Workers’ Compensation is a form of insurance that many companies, particularly those that employ workers on land, purchase in order to provide medical treatment and wage compensation to their employees in the event of an on-the-job injury, regardless of who caused it.
This is a great deal for someone who injures themselves on accident, although the system can be difficult to navigate and is far from perfect.
But what if your employer was negligent and caused your injury?
Unfortunately, if you work on land for a company that has workers’ comp coverage, you will most likely be limited to workers’ comp benefits only.
That’s because in exchange for worker’s comp no-fault coverage, employees waive their right to sue their employer for negligence in causing their injury except in very limited circumstances.
For example, in Texas the only way to sue a workers’ comp-carrying employer for negligence is in the event of the death of an employee and only then if it was caused by gross negligence or an intentional act on the part of the employer.
Fortunately for many people who work offshore on vessels, workers’ comp does not apply.
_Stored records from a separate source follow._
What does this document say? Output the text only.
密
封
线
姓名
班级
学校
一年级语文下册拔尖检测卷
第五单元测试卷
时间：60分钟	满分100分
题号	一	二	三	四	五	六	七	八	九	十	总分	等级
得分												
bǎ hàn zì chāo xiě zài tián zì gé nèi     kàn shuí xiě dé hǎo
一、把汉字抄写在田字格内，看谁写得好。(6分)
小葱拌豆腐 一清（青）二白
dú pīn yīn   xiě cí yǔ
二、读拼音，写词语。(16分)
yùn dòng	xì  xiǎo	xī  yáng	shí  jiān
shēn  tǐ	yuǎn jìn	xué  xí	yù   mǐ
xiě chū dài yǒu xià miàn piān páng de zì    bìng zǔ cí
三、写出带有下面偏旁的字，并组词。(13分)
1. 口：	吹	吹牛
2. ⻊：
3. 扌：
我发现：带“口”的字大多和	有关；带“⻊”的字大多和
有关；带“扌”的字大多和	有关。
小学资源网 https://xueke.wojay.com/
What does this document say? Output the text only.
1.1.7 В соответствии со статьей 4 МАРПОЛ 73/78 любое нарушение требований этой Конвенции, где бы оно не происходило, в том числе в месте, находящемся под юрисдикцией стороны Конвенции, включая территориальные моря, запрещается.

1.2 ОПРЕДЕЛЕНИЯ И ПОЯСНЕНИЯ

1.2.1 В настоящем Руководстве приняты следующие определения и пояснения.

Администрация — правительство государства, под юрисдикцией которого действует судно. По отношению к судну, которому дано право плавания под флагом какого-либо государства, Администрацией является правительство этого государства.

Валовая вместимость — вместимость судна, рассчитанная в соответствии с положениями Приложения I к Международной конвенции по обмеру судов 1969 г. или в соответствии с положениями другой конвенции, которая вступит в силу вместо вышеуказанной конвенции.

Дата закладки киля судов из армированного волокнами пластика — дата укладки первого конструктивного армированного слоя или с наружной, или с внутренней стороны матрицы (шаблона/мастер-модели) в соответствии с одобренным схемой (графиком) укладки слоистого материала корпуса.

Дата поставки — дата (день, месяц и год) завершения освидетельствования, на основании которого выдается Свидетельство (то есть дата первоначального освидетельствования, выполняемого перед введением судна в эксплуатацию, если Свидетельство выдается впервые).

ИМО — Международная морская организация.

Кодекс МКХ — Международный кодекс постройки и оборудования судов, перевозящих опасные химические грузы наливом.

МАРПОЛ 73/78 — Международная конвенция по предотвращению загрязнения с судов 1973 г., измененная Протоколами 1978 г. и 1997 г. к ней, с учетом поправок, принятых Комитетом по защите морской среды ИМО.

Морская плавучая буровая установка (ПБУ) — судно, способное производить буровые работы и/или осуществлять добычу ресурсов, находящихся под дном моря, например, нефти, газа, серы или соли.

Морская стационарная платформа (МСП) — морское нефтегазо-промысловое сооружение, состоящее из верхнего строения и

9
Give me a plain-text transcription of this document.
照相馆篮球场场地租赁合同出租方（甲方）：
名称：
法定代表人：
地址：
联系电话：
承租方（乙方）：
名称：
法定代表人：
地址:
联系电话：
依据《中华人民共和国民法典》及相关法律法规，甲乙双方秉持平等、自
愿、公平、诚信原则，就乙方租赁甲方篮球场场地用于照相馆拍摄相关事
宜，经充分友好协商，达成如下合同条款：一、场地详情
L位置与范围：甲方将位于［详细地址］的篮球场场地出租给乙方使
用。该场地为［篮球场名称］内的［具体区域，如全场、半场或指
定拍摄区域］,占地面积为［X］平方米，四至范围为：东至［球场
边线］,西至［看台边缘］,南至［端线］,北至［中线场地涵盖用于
Maritime Workers are Often Covered by the Jones Act Following an Offshore Injury
If you or your loved one were working offshore on a vessel, e.g. a boat, ship, tug, rig or anything else capable of floating on water, and suffered an on-the-job injury, the Jones Act will likely apply.
That means if you qualify as a Jones Act seaman, you can sue your employer for any negligence that contributed to your offshore injury.
You can also recover damages like pain and suffering and even compensation for lost earning capacity if you are unable to do the same job as before.
Am I Entitled to Medical and Wage Benefits Under the Jones Act?
Instead of workers’ comp wage benefits, you will be entitled to “maintenance” to cover room and board–typically somewhere between $30 and $40 per day.
While this amount is low compared to the 80% of wages guaranteed to workers’ comp beneficiaries, a good Maritime Lawyer can help make sure your bills are covered while your case is resolved.
You will also have your medical bills paid under “cure” until a doctor determines you have reached “maximum medical improvement” or “MMI”.
In the end, Jones Act claims tend to be much larger than workers’ comp claims in terms of compensation.